The company will post an $88mn loss for 2016 after reporting earlier this month that it earned net income of $33mn in the same period, it said in a stock exchange statement yesterday. Dana Gas recorded a one-time reduction of $121mn in interest owed by the government of Iraq’s semi-autonomous Kurdish region after an arbitration tribunal ruling last week, according to the statement.
Oil and gas producers are cutting costs and earning smaller profits after crude fell from an average near $100 a barrel in 2014 amid a global supply glut. With oil averaging about $50 over the past two years, national budgets of producing countries are also coming under pressure, and some authorities are having trouble making payments they owe to companies.

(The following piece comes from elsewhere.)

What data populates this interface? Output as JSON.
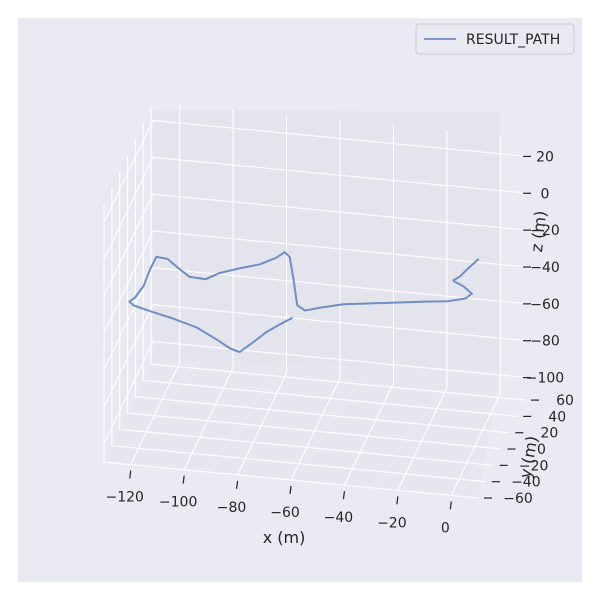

Dana Gas, which pumps most of its natural gas at fields in Egypt and Iraq, is seeking to recover overdue receivables from both countries as well as payments owed for current deliveries. The company and its partners in the Kurdish region of northern Iraq are in arbitration over losses and damages related to their operations there.
The tribunal hearing the Kurdish case ruled last week that Pearl Petroleum Co, the venture operating in Iraq’s Kurdish area, is entitled to less interest on overdue receivables than it was expecting, Dana Gas said in the statement.
To comply with the ruling, the company cut the amount of unrealised interest on its books to $67mn from $188mn. The reduction won’t affect its 2016 cash flow or cash balance, the company said.